Kendimden sorumsuz günler,aynaya bakmaya mecalim yok.. Eskiden yazdığım ,ufak notlar aldığım kağıtlarımı hep saklardım,kimseler okumasın diye..Tüm giysilerimi itinayla katlardım..Yatağımı yeni dökülmüş asfalt gibi düzler,azıcık bozan olsun ne cıngarlar çıkarırdım..Şimdi buruşturduğum kağıtlarımı bile çöpe atmıyorum..Kıyafetlerim yatak üzerinde,yatağım ise günlerce dağınık vaziyette hayatım desen ona keza pişmanlık ve yıldırılmışlıkla yorgun vaziyette...Bu kadar bulanık yaşanmışlığa rağmen neye güvenİyorsam başım halaa dimdik önde...Övünmüyorum bununla dövünüyorum aslında ....Bir şeylerin intikamına bile küskün, bir avuç düşüm...yaza yaza bitiremedim de buna da bozuluyorum ..Kendimi bazen bir tek yazarken çekebiliyorum ya bu da dokunuyor bana...Tarihimi yazıyorum..Gİrdiğim savaşlarda yediğim bozgunlarımı ...Bu savaşlarda aldığım yaralar ,içimdeki lekeler,kalbimdeki sızılar hiç geçmedi..Bozgunlarımdan ders almadığım besbelli...Neyse boşver...hata kimin içindi ki zaten benim içindi,ben yapıyım diye vardı..

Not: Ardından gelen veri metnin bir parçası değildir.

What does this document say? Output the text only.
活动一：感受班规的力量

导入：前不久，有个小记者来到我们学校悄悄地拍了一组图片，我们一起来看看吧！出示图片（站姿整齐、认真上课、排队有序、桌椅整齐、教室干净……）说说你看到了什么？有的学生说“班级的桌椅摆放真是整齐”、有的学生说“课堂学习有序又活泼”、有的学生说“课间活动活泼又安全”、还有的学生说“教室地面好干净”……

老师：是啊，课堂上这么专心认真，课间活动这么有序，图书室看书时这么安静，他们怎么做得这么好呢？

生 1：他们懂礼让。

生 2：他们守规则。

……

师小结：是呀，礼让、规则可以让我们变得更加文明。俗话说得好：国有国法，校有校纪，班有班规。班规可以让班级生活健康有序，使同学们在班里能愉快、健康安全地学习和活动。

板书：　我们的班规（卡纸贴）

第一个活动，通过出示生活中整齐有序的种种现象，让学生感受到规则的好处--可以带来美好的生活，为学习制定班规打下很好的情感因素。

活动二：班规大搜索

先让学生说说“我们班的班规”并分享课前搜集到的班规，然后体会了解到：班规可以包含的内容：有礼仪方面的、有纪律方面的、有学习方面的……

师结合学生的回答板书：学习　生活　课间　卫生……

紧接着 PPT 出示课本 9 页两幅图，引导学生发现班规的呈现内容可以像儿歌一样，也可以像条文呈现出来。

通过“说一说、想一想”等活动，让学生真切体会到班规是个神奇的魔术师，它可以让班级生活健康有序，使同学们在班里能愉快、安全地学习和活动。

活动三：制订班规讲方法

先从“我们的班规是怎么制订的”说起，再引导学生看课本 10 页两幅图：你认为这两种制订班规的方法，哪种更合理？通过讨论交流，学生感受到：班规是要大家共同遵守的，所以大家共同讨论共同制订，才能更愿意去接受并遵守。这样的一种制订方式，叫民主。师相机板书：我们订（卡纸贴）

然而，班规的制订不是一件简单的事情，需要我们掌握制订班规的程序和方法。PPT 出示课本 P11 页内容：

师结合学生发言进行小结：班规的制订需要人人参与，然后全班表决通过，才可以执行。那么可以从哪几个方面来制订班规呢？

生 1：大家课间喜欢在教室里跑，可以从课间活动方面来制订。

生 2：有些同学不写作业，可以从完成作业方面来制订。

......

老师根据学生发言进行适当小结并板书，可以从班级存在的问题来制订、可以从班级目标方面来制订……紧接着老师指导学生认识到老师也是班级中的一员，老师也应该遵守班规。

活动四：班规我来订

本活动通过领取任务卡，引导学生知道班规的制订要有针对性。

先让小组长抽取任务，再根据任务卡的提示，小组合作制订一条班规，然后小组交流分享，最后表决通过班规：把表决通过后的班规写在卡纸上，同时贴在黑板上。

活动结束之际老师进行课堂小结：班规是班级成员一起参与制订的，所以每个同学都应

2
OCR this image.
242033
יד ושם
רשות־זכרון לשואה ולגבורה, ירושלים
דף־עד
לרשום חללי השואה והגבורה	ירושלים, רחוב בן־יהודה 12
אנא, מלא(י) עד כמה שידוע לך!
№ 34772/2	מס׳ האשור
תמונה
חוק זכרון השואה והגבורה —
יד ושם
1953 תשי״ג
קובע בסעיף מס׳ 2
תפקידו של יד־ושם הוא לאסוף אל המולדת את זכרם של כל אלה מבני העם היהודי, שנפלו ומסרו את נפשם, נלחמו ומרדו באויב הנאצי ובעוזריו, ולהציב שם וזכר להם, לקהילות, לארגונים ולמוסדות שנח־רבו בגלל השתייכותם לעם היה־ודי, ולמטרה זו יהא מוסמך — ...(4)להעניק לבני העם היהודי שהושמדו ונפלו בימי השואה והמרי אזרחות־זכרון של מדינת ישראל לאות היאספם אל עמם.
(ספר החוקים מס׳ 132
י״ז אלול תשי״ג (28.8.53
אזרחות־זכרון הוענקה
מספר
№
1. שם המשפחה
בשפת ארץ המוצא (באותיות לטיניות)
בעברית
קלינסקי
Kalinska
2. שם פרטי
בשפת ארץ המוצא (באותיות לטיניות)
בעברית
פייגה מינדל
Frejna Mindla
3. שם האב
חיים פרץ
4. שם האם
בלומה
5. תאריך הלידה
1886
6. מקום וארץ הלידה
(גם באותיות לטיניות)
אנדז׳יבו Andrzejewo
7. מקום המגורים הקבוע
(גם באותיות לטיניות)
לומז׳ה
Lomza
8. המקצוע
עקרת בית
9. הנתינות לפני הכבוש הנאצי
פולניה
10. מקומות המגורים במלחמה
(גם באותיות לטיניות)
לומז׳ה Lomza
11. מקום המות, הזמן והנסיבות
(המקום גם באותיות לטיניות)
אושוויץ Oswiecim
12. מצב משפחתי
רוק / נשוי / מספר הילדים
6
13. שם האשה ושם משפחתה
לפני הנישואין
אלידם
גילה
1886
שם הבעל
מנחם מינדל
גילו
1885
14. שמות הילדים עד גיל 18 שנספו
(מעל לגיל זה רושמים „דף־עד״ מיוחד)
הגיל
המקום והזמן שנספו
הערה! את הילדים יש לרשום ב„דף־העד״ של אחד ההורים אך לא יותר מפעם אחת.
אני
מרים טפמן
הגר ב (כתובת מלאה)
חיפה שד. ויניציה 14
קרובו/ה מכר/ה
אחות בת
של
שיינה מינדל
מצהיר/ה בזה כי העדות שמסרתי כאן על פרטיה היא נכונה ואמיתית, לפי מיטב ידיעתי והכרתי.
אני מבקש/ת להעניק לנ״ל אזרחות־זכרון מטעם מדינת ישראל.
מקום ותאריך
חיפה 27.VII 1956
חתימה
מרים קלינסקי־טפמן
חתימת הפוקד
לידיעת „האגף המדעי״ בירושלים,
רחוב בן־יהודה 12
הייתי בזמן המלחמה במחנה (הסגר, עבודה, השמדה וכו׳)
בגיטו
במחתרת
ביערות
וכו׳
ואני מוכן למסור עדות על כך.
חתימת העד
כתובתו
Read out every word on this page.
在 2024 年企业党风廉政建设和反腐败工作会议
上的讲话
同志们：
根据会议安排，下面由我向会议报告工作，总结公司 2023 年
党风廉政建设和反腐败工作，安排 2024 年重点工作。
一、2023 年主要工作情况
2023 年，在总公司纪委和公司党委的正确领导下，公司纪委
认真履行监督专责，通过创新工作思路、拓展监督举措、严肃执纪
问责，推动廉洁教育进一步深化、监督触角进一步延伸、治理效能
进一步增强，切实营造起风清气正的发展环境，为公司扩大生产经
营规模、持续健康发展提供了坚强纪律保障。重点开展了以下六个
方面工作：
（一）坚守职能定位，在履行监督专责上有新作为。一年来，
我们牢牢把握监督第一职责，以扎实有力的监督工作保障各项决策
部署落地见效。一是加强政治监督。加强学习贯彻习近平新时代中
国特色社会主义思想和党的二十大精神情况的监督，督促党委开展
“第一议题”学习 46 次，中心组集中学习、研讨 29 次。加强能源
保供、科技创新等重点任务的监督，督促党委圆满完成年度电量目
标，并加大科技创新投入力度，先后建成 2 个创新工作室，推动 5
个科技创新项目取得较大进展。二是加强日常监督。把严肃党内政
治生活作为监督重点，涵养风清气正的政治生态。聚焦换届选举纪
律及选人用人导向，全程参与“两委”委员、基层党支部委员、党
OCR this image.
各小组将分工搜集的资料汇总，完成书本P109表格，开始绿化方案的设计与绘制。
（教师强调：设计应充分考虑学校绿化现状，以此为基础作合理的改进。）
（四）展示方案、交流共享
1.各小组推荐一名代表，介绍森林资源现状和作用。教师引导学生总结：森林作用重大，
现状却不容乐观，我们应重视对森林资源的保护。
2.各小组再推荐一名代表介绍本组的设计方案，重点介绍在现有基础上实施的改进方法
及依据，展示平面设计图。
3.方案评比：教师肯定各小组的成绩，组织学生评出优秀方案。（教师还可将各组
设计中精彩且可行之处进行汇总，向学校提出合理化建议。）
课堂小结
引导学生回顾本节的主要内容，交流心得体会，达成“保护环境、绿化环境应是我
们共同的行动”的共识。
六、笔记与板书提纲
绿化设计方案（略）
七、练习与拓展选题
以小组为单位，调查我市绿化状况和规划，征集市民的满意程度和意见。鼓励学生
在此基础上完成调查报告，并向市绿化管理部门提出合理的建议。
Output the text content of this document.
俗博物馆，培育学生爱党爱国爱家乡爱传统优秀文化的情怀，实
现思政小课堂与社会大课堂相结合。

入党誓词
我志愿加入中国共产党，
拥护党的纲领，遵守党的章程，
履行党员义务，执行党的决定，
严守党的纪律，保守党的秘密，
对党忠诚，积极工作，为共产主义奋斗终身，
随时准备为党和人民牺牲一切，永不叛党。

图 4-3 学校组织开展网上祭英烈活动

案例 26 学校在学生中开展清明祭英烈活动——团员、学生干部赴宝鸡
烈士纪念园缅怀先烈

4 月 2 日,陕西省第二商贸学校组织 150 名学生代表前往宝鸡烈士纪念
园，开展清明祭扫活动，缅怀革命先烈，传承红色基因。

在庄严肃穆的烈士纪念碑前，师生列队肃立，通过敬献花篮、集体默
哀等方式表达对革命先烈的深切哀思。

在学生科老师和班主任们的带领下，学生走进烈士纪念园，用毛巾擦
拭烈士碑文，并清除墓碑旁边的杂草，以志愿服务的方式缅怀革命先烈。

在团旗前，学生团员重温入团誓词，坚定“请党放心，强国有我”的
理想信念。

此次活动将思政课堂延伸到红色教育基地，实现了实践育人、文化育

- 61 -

Yine yazımın öznesi oldum gece gece..hem bu saatte uyuyor olmam gerekirken ne yapmak istiyorum acaba?..Hep binbir telkinlerle,tehditlerle yönetilen hayatıma ,aldanışlarıma,salaklığıma ,lise yıllarıma,dünyaya ilk gözlerimi açtığım ana,aşkıma,beni yağmurdan kaçırırken doluya tutulmama sebep olanlara,diyemediğim hoşçakallarıma,sana,bana,herkese gelsin bu yazı...Karalanmaktan yazacak yer kalmamış bu defterin bir son sayfası olacak mı bilimiyorum..Dünlerim çokk acımasız,madalyonun öbür yüzü fazla gerçekçi...
YORUMLAR
yazdıklarının öznesi sade sen değilsin, birçok insan bu yazının öznesi...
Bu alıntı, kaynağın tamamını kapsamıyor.